Thursday, May 25, 2023

Album Review: Earth Room - Earth Room

Earth Room's self-titled debut has been described to me as alternatively "ambient" and "drone." Maybe I'm just ignorant (the most likely explanation) but they sound like a straight-up jazz band to me. A jazz band with some transcendental and kosmische-y qualities, but still a jazz band. The album units the talents and insights of players Robbie Lee, John Thaye, and Ezra Feinberg, whose respective exhalant phrasing, pummel, string-tugging, and electronic conjuring solidify and forcibly channel a plangently tranquil slipstream of distinctively physical and reassuringly fictile sound.
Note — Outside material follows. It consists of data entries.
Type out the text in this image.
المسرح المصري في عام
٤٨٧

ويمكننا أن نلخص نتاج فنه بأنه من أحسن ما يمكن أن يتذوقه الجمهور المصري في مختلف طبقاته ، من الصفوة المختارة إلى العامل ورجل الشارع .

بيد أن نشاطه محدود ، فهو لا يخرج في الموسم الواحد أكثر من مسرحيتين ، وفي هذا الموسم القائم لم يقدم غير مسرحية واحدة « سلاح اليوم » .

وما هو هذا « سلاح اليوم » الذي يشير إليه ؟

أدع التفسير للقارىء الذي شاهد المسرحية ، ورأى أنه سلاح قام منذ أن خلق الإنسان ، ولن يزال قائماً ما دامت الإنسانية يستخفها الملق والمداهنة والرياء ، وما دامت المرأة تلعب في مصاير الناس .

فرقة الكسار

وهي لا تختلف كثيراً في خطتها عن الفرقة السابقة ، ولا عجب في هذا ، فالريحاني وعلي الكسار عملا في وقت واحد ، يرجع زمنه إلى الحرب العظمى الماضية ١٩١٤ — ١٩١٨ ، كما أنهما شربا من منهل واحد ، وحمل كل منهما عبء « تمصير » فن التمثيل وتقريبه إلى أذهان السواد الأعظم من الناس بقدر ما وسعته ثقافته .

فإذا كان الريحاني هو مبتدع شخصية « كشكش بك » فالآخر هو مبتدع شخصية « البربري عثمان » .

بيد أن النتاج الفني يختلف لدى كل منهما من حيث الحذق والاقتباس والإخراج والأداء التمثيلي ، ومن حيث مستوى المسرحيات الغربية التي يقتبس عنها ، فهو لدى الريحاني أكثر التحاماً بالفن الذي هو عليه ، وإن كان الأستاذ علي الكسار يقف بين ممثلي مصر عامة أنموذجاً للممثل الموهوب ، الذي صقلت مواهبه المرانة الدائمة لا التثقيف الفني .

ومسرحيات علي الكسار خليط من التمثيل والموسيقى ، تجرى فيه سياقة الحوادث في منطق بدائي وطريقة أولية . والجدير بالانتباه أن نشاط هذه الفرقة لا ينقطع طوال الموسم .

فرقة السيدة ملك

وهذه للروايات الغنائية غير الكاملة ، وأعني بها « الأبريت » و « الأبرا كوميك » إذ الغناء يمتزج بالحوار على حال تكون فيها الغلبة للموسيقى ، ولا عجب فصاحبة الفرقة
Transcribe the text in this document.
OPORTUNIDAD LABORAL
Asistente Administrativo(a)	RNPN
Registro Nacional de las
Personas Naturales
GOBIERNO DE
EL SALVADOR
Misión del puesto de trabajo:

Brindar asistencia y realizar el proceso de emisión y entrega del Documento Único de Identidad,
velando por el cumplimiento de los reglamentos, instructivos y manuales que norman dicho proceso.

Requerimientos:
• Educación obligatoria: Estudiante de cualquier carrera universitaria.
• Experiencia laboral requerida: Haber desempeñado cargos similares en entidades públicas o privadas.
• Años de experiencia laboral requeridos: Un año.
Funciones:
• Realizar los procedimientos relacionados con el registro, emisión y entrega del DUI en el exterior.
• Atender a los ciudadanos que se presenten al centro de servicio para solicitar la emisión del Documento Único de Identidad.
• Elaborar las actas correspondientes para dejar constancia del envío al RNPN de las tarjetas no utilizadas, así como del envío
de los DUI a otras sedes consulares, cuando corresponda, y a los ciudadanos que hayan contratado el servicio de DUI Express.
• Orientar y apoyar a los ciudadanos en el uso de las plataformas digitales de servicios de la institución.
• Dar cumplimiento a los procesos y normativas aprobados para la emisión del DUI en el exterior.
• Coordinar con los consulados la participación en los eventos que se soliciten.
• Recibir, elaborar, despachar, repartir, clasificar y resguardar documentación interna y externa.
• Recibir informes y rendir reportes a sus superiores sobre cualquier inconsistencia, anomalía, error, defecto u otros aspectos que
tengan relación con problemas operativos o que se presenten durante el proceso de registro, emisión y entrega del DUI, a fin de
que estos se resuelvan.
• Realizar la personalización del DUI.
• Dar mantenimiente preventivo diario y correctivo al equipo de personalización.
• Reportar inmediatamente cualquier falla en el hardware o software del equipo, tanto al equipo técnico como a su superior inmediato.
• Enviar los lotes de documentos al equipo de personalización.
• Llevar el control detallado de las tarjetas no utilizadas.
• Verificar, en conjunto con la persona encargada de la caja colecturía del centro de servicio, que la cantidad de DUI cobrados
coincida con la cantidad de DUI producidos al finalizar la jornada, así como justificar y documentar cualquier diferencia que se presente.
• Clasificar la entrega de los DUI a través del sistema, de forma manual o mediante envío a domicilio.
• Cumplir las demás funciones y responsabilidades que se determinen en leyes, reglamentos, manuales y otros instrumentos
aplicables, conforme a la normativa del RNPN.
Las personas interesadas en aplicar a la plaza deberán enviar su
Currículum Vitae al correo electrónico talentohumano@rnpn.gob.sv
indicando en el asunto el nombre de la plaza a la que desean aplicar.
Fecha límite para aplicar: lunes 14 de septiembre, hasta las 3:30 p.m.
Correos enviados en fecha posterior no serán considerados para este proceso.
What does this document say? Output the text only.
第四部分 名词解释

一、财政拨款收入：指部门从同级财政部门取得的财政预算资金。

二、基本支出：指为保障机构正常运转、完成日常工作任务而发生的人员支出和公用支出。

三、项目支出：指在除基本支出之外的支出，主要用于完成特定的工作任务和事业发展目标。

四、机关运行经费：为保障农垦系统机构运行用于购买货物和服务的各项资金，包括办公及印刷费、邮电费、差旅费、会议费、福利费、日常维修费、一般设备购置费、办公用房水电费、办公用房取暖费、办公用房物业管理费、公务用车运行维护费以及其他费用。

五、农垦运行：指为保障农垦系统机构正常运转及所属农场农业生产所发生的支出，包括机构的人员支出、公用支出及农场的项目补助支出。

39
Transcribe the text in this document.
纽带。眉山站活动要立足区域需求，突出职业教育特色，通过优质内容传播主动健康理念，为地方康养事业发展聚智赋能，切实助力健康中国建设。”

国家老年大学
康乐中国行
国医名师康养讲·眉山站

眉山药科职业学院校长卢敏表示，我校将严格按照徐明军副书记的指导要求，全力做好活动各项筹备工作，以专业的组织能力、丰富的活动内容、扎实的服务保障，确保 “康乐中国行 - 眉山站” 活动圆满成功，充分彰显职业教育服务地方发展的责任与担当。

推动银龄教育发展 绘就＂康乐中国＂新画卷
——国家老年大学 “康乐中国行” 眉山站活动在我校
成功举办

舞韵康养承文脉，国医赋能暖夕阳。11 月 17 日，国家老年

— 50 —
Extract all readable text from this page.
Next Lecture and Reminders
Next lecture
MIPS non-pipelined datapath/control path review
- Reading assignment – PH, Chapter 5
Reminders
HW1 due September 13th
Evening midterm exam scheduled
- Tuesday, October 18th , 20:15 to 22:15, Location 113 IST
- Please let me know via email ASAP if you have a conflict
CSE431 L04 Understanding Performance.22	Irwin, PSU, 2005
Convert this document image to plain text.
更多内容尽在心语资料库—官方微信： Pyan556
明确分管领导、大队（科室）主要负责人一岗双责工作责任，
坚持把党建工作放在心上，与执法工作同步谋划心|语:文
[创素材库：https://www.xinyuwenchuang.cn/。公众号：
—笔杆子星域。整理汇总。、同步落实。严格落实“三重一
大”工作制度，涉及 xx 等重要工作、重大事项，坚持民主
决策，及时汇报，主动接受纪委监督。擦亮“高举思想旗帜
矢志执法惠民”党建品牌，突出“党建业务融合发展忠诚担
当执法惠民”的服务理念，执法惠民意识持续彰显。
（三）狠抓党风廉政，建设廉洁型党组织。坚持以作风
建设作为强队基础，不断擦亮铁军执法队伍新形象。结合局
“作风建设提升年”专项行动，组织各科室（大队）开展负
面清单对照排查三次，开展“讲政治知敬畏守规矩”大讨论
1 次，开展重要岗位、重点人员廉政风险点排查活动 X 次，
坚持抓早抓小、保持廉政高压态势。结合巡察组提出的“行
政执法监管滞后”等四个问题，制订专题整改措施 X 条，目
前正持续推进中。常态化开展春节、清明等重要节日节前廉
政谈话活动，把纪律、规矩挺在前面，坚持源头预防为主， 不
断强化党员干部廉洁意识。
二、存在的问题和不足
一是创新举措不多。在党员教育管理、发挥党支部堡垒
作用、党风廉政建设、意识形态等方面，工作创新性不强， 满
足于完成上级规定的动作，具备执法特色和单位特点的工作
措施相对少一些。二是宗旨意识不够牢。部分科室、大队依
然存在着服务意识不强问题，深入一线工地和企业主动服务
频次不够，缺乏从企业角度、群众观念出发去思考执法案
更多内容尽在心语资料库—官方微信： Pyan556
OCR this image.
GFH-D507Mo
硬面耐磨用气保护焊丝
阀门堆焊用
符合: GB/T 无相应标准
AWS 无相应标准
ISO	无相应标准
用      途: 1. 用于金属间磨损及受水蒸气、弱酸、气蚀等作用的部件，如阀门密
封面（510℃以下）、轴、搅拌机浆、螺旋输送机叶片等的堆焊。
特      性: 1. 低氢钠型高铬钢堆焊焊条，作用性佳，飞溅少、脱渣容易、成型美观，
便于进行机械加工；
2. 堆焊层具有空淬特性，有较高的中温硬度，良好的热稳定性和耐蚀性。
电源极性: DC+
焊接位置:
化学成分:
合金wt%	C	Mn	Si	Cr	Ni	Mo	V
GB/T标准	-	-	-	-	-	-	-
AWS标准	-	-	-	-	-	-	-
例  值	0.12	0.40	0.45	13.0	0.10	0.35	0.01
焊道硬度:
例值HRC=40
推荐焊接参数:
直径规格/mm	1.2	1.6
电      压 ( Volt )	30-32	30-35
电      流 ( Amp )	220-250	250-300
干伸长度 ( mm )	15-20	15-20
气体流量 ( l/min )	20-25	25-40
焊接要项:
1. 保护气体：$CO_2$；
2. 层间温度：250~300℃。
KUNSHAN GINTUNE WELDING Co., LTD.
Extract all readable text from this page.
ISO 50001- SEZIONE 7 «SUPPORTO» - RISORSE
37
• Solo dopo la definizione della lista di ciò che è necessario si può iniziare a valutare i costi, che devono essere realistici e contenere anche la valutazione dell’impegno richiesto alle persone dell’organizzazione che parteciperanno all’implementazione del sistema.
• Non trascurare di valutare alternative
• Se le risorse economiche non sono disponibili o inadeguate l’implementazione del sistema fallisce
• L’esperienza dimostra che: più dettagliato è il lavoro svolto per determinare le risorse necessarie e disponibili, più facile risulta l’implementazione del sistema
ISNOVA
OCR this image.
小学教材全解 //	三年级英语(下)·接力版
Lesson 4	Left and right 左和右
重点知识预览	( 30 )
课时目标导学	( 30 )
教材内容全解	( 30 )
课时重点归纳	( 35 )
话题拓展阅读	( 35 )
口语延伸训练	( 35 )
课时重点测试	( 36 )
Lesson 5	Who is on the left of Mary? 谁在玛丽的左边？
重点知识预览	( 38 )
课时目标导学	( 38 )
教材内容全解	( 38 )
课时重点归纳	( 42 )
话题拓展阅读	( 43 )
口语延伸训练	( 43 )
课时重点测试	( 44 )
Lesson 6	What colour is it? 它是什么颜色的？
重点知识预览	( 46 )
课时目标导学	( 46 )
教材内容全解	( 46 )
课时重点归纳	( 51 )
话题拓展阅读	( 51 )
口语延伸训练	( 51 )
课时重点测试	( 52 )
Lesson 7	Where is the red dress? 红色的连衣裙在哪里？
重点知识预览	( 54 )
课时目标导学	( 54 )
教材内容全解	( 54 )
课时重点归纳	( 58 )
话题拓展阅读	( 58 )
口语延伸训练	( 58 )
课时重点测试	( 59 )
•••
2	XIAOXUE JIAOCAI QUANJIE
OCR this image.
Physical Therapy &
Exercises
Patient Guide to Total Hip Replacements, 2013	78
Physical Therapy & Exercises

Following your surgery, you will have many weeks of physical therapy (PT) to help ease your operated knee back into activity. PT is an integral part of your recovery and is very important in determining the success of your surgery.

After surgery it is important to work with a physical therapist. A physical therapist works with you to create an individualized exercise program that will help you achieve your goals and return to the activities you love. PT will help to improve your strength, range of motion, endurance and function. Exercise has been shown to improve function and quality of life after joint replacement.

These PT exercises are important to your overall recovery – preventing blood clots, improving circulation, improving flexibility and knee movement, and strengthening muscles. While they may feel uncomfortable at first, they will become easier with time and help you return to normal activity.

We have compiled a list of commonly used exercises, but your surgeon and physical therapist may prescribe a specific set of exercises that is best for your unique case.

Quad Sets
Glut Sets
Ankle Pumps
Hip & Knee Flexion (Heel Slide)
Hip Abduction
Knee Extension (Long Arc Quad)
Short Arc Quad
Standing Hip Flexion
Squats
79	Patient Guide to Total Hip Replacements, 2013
Completely improvised, the performances evocatively succeed in anchoring your sense of being in the present tactile stratum of your surroundings while towing your consciousness through peculiarly meta-sensational ferments and a mirror-tension tempest, introducing you to cogent and idyllic organisms, who function as conversational interlocutors, omni-dimensional guides, and cosmic confidants. I'm dead sober while listening to this album and yet, I'm experiencing a sensation as if my skull had a zipper attached to the back and someone was carefully drawing down the tab and unsheathing my brain like it was a ripe piece of fruit. The phenomenon is just as chilling and delicious as such a description would imply. Not too shabby for an act whose formative raison d'etre was to provide ambiance for a beanbag lounge in Bushwick.